By William Fellows

Justice Department prosecutors yesterday piled on more video testimony from Microsoft Corp CEO Bill Gates and other industry executives to hammer home their claim that Windows and Internet Explorer are separate products and that Microsoft has illegally tied them together. Microsoft lawyers dismissed the latest hodge podge of video testimony as the government throwing mud at the wall and seeing what will stick. During Gates’ testimony, in which he again appeared unnecessarily evasive at times, he said that the software industry is always looking for next ‘killer application’. The latest confirmed ‘killer app’ is the web browser, Gates wrote in a May 1996 email to Microsoft executives. Although Microsoft attorney John Wharton pointed out that Gates’ clearly hadn’t said Internet Explorer itself was such a killer application. Prosecutors also produced an email from Paul Maritz to Gates which referred a three year plan for Windows suggesting Microsoft never intended IE to be a part of what eventually became Windows 98. Prosecutors then attempted to show how Microsoft can use its OEM power to coerce competition, even when it is as big as IBM Corp.
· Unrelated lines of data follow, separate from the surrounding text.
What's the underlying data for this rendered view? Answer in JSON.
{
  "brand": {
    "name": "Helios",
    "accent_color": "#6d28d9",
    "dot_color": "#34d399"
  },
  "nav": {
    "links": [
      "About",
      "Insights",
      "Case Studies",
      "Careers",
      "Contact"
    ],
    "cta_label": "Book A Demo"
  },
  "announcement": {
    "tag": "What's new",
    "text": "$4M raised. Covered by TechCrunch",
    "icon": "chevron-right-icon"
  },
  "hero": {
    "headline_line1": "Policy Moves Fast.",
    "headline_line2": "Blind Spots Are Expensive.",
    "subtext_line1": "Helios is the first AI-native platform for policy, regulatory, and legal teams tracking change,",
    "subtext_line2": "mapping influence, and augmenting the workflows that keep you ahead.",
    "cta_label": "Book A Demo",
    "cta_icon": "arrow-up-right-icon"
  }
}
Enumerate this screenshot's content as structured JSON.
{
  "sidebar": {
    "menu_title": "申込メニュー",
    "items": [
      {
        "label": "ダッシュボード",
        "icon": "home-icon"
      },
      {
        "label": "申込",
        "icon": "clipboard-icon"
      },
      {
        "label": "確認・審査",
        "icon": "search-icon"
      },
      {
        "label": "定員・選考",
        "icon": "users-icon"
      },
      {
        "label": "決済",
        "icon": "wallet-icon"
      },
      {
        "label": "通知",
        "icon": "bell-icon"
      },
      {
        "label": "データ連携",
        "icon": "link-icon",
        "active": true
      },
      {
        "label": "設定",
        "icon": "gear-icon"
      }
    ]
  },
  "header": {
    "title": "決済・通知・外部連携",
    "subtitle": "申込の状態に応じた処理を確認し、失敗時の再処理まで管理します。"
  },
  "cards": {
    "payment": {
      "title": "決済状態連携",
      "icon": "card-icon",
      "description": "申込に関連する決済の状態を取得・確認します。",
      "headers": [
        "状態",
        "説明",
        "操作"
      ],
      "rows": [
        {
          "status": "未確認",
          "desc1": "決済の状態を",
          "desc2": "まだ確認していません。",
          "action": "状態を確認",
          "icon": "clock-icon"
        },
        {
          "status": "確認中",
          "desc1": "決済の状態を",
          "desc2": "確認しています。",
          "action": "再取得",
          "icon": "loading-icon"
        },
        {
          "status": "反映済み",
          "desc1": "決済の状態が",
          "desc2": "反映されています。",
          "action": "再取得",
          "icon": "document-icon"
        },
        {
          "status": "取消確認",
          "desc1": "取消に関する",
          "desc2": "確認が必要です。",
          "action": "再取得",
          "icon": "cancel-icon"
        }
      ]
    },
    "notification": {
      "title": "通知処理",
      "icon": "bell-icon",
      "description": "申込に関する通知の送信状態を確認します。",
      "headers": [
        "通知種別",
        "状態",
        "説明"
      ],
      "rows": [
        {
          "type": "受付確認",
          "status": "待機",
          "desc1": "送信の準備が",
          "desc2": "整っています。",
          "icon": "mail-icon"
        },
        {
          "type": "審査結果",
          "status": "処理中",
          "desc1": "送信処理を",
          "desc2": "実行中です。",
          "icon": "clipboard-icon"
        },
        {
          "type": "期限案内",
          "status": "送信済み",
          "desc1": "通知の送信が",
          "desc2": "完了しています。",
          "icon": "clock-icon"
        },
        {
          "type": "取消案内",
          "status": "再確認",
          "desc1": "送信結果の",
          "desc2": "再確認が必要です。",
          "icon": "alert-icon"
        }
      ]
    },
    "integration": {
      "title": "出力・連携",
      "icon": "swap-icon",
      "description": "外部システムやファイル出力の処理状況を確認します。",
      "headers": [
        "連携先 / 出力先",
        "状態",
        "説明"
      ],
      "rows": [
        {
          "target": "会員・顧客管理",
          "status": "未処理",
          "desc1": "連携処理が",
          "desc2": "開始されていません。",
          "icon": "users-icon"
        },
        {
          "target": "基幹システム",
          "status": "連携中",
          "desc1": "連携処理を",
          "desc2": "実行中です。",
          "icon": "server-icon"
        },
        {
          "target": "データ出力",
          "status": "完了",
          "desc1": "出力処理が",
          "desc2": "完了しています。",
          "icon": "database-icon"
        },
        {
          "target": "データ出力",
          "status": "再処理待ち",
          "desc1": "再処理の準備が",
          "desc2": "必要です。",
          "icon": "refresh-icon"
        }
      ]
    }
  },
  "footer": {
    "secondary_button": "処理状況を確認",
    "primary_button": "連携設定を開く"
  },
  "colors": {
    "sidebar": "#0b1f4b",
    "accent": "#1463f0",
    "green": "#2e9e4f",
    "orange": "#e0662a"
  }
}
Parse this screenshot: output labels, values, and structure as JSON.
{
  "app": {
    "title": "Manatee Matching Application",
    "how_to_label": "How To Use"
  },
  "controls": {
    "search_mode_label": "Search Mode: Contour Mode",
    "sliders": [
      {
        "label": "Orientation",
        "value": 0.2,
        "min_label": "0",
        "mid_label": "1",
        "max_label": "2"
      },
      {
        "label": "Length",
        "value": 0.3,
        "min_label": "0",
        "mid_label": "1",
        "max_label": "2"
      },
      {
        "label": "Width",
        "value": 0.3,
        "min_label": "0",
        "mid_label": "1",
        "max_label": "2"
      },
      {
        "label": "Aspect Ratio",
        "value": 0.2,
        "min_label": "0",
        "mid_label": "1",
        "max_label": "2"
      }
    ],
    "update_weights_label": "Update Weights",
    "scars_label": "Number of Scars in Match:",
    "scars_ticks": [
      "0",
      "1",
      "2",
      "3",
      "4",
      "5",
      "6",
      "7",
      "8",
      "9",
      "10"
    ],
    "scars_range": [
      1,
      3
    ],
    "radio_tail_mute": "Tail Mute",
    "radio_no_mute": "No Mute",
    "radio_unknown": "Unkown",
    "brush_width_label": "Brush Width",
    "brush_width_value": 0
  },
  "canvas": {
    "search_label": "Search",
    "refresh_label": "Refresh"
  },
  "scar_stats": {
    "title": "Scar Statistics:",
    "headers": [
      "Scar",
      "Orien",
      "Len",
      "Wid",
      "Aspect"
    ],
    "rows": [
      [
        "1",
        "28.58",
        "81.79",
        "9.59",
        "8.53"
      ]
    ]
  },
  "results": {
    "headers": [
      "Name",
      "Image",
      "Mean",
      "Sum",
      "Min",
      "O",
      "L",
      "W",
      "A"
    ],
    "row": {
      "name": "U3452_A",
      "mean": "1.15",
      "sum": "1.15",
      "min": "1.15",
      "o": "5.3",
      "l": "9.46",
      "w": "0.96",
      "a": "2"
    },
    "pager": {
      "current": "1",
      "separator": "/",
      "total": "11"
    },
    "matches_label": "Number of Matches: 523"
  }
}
The Justice Department’s charge is that Microsoft illegally used its monopoly in personal-computer operating systems to extend its dominance into web browsers. This argument was also the basis of the 1995 case against Microsoft, but suffered a set-back in June when an appeals court ruled that Microsoft was within its rights to integrate the browser into Windows; a ruling government lawyers will challenge based on evidence in the current case. Prosecutors showed a March 1994 email from Joachim Kempin to Gates in which the Microsoft VP in charge of managing relationships with manufacturers described how IBM might be pressurized to decrease its support for Lotus Notes (at that time a competitor, but also a potential platform for IE). Kempin said: I am willing to do whatever is necessary to kick them out, but strongly believe we need a WW hit team to attack IBM as a large account, whereby the OEM relationship [for Windows] should be used to apply some pressure. Microsoft spokesperson Mark Murray said the email had no relevance because it was sent even before Microsoft had begun integrating IE into Windows. He said Microsoft clearly didn’t pressurize IBM because IBM bought shortly after the email was sent. He noted that even now Microsoft still licenses Windows to IBM.